Met mijn verontschuldiging daarvoor zend ik u, mede namens de genoemde bewindslieden,
in de vorm van een corrigendum de juiste tekst, met het verzoek die als verbetering
van de nota naar aanleiding van het verslag in de gedrukte stukken op te nemen.

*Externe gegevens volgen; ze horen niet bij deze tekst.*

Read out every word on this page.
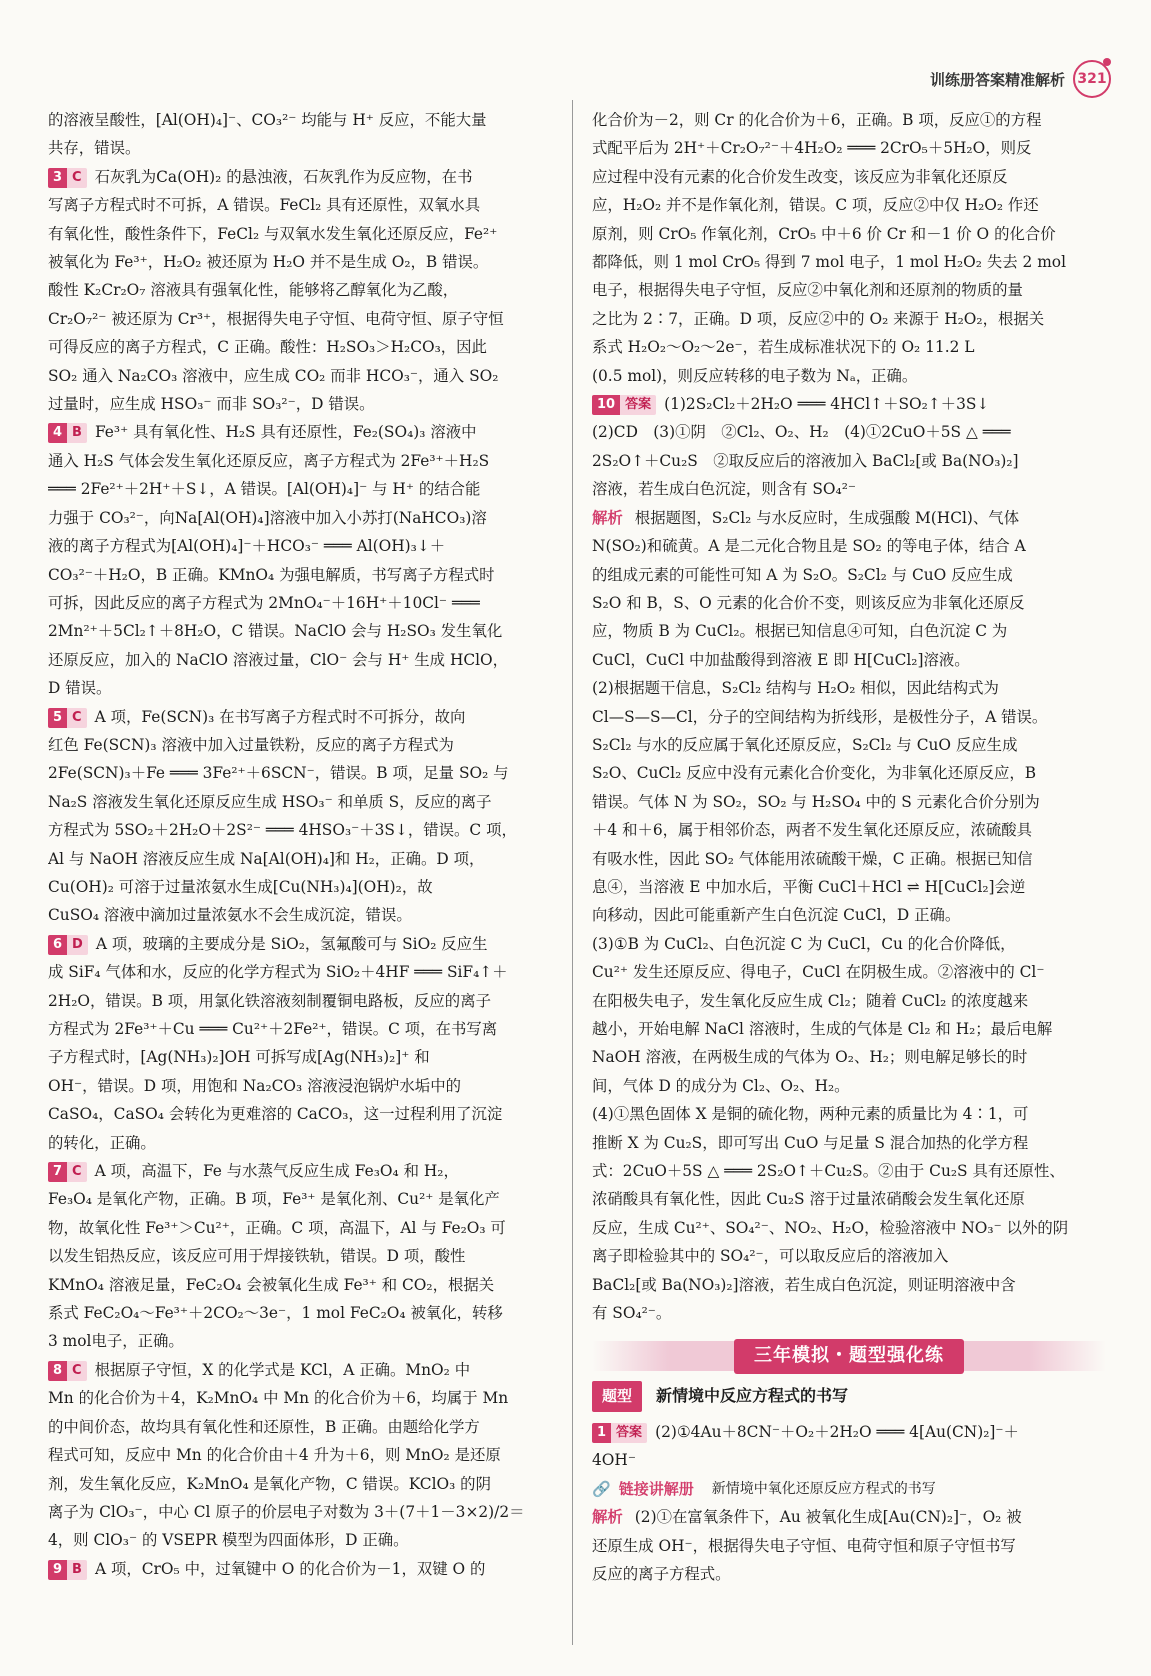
训练册答案精准解析 321
的溶液呈酸性，[Al(OH)₄]⁻、CO₃²⁻ 均能与 H⁺ 反应，不能大量
共存，错误。
3 C 石灰乳为Ca(OH)₂ 的悬浊液，石灰乳作为反应物，在书
写离子方程式时不可拆，A 错误。FeCl₂ 具有还原性，双氧水具
有氧化性，酸性条件下，FeCl₂ 与双氧水发生氧化还原反应，Fe²⁺
被氧化为 Fe³⁺，H₂O₂ 被还原为 H₂O 并不是生成 O₂，B 错误。
酸性 K₂Cr₂O₇ 溶液具有强氧化性，能够将乙醇氧化为乙酸，
Cr₂O₇²⁻ 被还原为 Cr³⁺，根据得失电子守恒、电荷守恒、原子守恒
可得反应的离子方程式，C 正确。酸性：H₂SO₃＞H₂CO₃，因此
SO₂ 通入 Na₂CO₃ 溶液中，应生成 CO₂ 而非 HCO₃⁻，通入 SO₂
过量时，应生成 HSO₃⁻ 而非 SO₃²⁻，D 错误。
4 B Fe³⁺ 具有氧化性、H₂S 具有还原性，Fe₂(SO₄)₃ 溶液中
通入 H₂S 气体会发生氧化还原反应，离子方程式为 2Fe³⁺＋H₂S
═══ 2Fe²⁺＋2H⁺＋S↓，A 错误。[Al(OH)₄]⁻ 与 H⁺ 的结合能
力强于 CO₃²⁻，向Na[Al(OH)₄]溶液中加入小苏打(NaHCO₃)溶
液的离子方程式为[Al(OH)₄]⁻＋HCO₃⁻ ═══ Al(OH)₃↓＋
CO₃²⁻＋H₂O，B 正确。KMnO₄ 为强电解质，书写离子方程式时
可拆，因此反应的离子方程式为 2MnO₄⁻＋16H⁺＋10Cl⁻ ═══
2Mn²⁺＋5Cl₂↑＋8H₂O，C 错误。NaClO 会与 H₂SO₃ 发生氧化
还原反应，加入的 NaClO 溶液过量，ClO⁻ 会与 H⁺ 生成 HClO，
D 错误。
5 C A 项，Fe(SCN)₃ 在书写离子方程式时不可拆分，故向
红色 Fe(SCN)₃ 溶液中加入过量铁粉，反应的离子方程式为
2Fe(SCN)₃＋Fe ═══ 3Fe²⁺＋6SCN⁻，错误。B 项，足量 SO₂ 与
Na₂S 溶液发生氧化还原反应生成 HSO₃⁻ 和单质 S，反应的离子
方程式为 5SO₂＋2H₂O＋2S²⁻ ═══ 4HSO₃⁻＋3S↓，错误。C 项，
Al 与 NaOH 溶液反应生成 Na[Al(OH)₄]和 H₂，正确。D 项，
Cu(OH)₂ 可溶于过量浓氨水生成[Cu(NH₃)₄](OH)₂，故
CuSO₄ 溶液中滴加过量浓氨水不会生成沉淀，错误。
6 D A 项，玻璃的主要成分是 SiO₂，氢氟酸可与 SiO₂ 反应生
成 SiF₄ 气体和水，反应的化学方程式为 SiO₂＋4HF ═══ SiF₄↑＋
2H₂O，错误。B 项，用氯化铁溶液刻制覆铜电路板，反应的离子
方程式为 2Fe³⁺＋Cu ═══ Cu²⁺＋2Fe²⁺，错误。C 项，在书写离
子方程式时，[Ag(NH₃)₂]OH 可拆写成[Ag(NH₃)₂]⁺ 和
OH⁻，错误。D 项，用饱和 Na₂CO₃ 溶液浸泡锅炉水垢中的
CaSO₄，CaSO₄ 会转化为更难溶的 CaCO₃，这一过程利用了沉淀
的转化，正确。
7 C A 项，高温下，Fe 与水蒸气反应生成 Fe₃O₄ 和 H₂，
Fe₃O₄ 是氧化产物，正确。B 项，Fe³⁺ 是氧化剂、Cu²⁺ 是氧化产
物，故氧化性 Fe³⁺＞Cu²⁺，正确。C 项，高温下，Al 与 Fe₂O₃ 可
以发生铝热反应，该反应可用于焊接铁轨，错误。D 项，酸性
KMnO₄ 溶液足量，FeC₂O₄ 会被氧化生成 Fe³⁺ 和 CO₂，根据关
系式 FeC₂O₄～Fe³⁺＋2CO₂～3e⁻，1 mol FeC₂O₄ 被氧化，转移
3 mol电子，正确。
8 C 根据原子守恒，X 的化学式是 KCl，A 正确。MnO₂ 中
Mn 的化合价为＋4，K₂MnO₄ 中 Mn 的化合价为＋6，均属于 Mn
的中间价态，故均具有氧化性和还原性，B 正确。由题给化学方
程式可知，反应中 Mn 的化合价由＋4 升为＋6，则 MnO₂ 是还原
剂，发生氧化反应，K₂MnO₄ 是氧化产物，C 错误。KClO₃ 的阴
离子为 ClO₃⁻，中心 Cl 原子的价层电子对数为 3＋(7＋1－3×2)/2＝
4，则 ClO₃⁻ 的 VSEPR 模型为四面体形，D 正确。
9 B A 项，CrO₅ 中，过氧键中 O 的化合价为－1，双键 O 的
化合价为－2，则 Cr 的化合价为＋6，正确。B 项，反应①的方程
式配平后为 2H⁺＋Cr₂O₇²⁻＋4H₂O₂ ═══ 2CrO₅＋5H₂O，则反
应过程中没有元素的化合价发生改变，该反应为非氧化还原反
应，H₂O₂ 并不是作氧化剂，错误。C 项，反应②中仅 H₂O₂ 作还
原剂，则 CrO₅ 作氧化剂，CrO₅ 中＋6 价 Cr 和－1 价 O 的化合价
都降低，则 1 mol CrO₅ 得到 7 mol 电子，1 mol H₂O₂ 失去 2 mol
电子，根据得失电子守恒，反应②中氧化剂和还原剂的物质的量
之比为 2∶7，正确。D 项，反应②中的 O₂ 来源于 H₂O₂，根据关
系式 H₂O₂～O₂～2e⁻，若生成标准状况下的 O₂ 11.2 L
(0.5 mol)，则反应转移的电子数为 Nₐ，正确。
10 答案 (1)2S₂Cl₂＋2H₂O ═══ 4HCl↑＋SO₂↑＋3S↓
(2)CD　(3)①阴　②Cl₂、O₂、H₂　(4)①2CuO＋5S △ ═══
2S₂O↑＋Cu₂S　②取反应后的溶液加入 BaCl₂[或 Ba(NO₃)₂]
溶液，若生成白色沉淀，则含有 SO₄²⁻
解析 根据题图，S₂Cl₂ 与水反应时，生成强酸 M(HCl)、气体
N(SO₂)和硫黄。A 是二元化合物且是 SO₂ 的等电子体，结合 A
的组成元素的可能性可知 A 为 S₂O。S₂Cl₂ 与 CuO 反应生成
S₂O 和 B，S、O 元素的化合价不变，则该反应为非氧化还原反
应，物质 B 为 CuCl₂。根据已知信息④可知，白色沉淀 C 为
CuCl，CuCl 中加盐酸得到溶液 E 即 H[CuCl₂]溶液。
(2)根据题干信息，S₂Cl₂ 结构与 H₂O₂ 相似，因此结构式为
Cl—S—S—Cl，分子的空间结构为折线形，是极性分子，A 错误。
S₂Cl₂ 与水的反应属于氧化还原反应，S₂Cl₂ 与 CuO 反应生成
S₂O、CuCl₂ 反应中没有元素化合价变化，为非氧化还原反应，B
错误。气体 N 为 SO₂，SO₂ 与 H₂SO₄ 中的 S 元素化合价分别为
＋4 和＋6，属于相邻价态，两者不发生氧化还原反应，浓硫酸具
有吸水性，因此 SO₂ 气体能用浓硫酸干燥，C 正确。根据已知信
息④，当溶液 E 中加水后，平衡 CuCl＋HCl ⇌ H[CuCl₂]会逆
向移动，因此可能重新产生白色沉淀 CuCl，D 正确。
(3)①B 为 CuCl₂、白色沉淀 C 为 CuCl，Cu 的化合价降低，
Cu²⁺ 发生还原反应、得电子，CuCl 在阴极生成。②溶液中的 Cl⁻
在阳极失电子，发生氧化反应生成 Cl₂；随着 CuCl₂ 的浓度越来
越小，开始电解 NaCl 溶液时，生成的气体是 Cl₂ 和 H₂；最后电解
NaOH 溶液，在两极生成的气体为 O₂、H₂；则电解足够长的时
间，气体 D 的成分为 Cl₂、O₂、H₂。
(4)①黑色固体 X 是铜的硫化物，两种元素的质量比为 4∶1，可
推断 X 为 Cu₂S，即可写出 CuO 与足量 S 混合加热的化学方程
式：2CuO＋5S △ ═══ 2S₂O↑＋Cu₂S。②由于 Cu₂S 具有还原性、
浓硝酸具有氧化性，因此 Cu₂S 溶于过量浓硝酸会发生氧化还原
反应，生成 Cu²⁺、SO₄²⁻、NO₂、H₂O，检验溶液中 NO₃⁻ 以外的阴
离子即检验其中的 SO₄²⁻，可以取反应后的溶液加入
BaCl₂[或 Ba(NO₃)₂]溶液，若生成白色沉淀，则证明溶液中含
有 SO₄²⁻。
三年模拟・题型强化练
题型	新情境中反应方程式的书写
1 答案 (2)①4Au＋8CN⁻＋O₂＋2H₂O ═══ 4[Au(CN)₂]⁻＋
4OH⁻
🔗 链接讲解册 新情境中氧化还原反应方程式的书写
解析 (2)①在富氧条件下，Au 被氧化生成[Au(CN)₂]⁻，O₂ 被
还原生成 OH⁻，根据得失电子守恒、电荷守恒和原子守恒书写
反应的离子方程式。
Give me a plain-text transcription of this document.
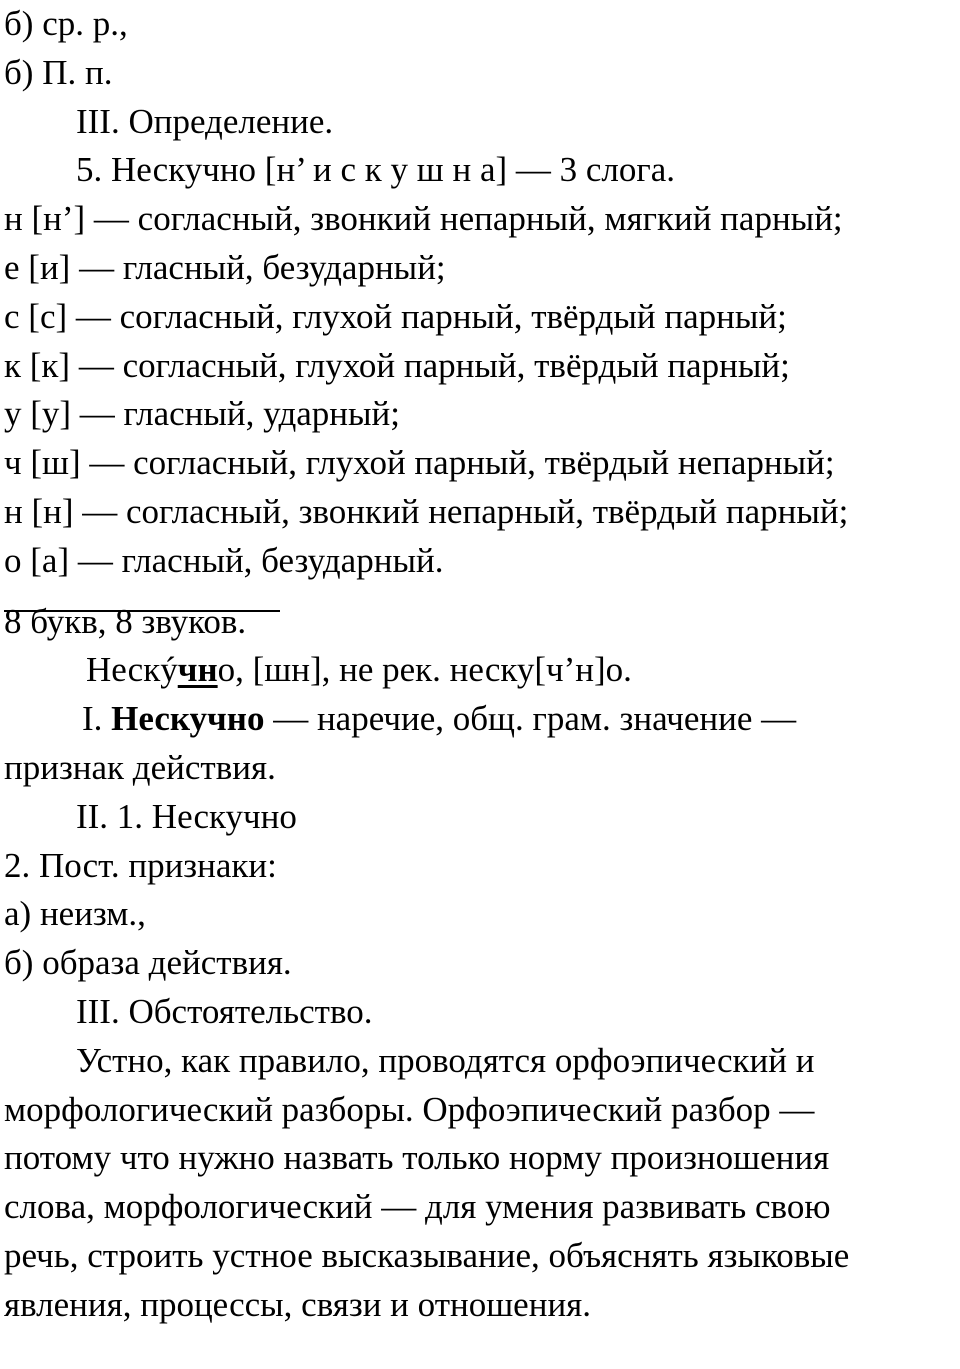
б) ср. р.,
б) П. п.
III. Определение.
5. Нескучно [н’ и с к у ш н а] — 3 слога.
н [н’] — согласный, звонкий непарный, мягкий парный;
е [и] — гласный, безударный;
с [с] — согласный, глухой парный, твёрдый парный;
к [к] — согласный, глухой парный, твёрдый парный;
у [у] — гласный, ударный;
ч [ш] — согласный, глухой парный, твёрдый непарный;
н [н] — согласный, звонкий непарный, твёрдый парный;
о [а] — гласный, безударный.
8 букв, 8 звуков.
Нескýчно, [шн], не рек. неску[ч’н]о.
I. Нескучно — наречие, общ. грам. значение —
признак действия.
II. 1. Нескучно
2. Пост. признаки:
а) неизм.,
б) образа действия.
III. Обстоятельство.
Устно, как правило, проводятся орфоэпический и
морфологический разборы. Орфоэпический разбор —
потому что нужно назвать только норму произношения
слова, морфологический — для умения развивать свою
речь, строить устное высказывание, объяснять языковые
явления, процессы, связи и отношения.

De Minister van Landbouw, Natuur en Voedselkwaliteit,
C. P. Veerman
Corrigendum op de nota naar aanleiding van het verslag
In paragraaf 5 van de nota naar aanleiding van het verslag wordt
de laatste alinea op pagina 21, houdende de tekst
«Voor de langere termijn zal de totale taakstelling
voor waterbeheer in beeld worden gebracht. Dit gebeurt in het kader van de
evaluatie van het Nationaal Bestuursakkoord Water en het opstellen van de
Decembernota 2006. Dan zal bezien worden hoe groot de uitgewerkte taakstelling
voor waterbeheer is, wat daarvan de financiële gevolgen zijn en hoe de
dekking daarvan kan plaatsvinden, alsmede wat de eventuele consequenties zijn
voor de lastendruk. Samen met de voorbereiding op de implementatie van de
Kaderrichtlijn water, die is voorzien in 2009, wordt zo de gehele taakstelling
voor waterbeheer bezien.»
vervangen door:
Voor de langere termijn zal de totale taakstelling voor waterbeheer in
beeld worden gebracht. Het NBW geeft aan dat 2006 daarbij een belangrijk moment
is. «Partijen stellen op dat moment vast wat voor de periode 2007–2015
met een doorkijk naar 2050 de omvang is van de nader uitgewerkte opgave, de
financiële gevolgen en de dekking daarvan alsmede de eventuele consequenties
voor de lastendruk. Hierbij dragen het Rijk, IPO, VNG en UvW zorg voor een
wijze van bekostiging en financiering die past bij de wateropgave voor het
regionale watersysteem.» Samen met de voorbereiding op de implementatie
van de Kaderrichtlijn water, die is voorzien in 2009, wordt zo de gehele taakstelling
voor waterbeheer voorzien.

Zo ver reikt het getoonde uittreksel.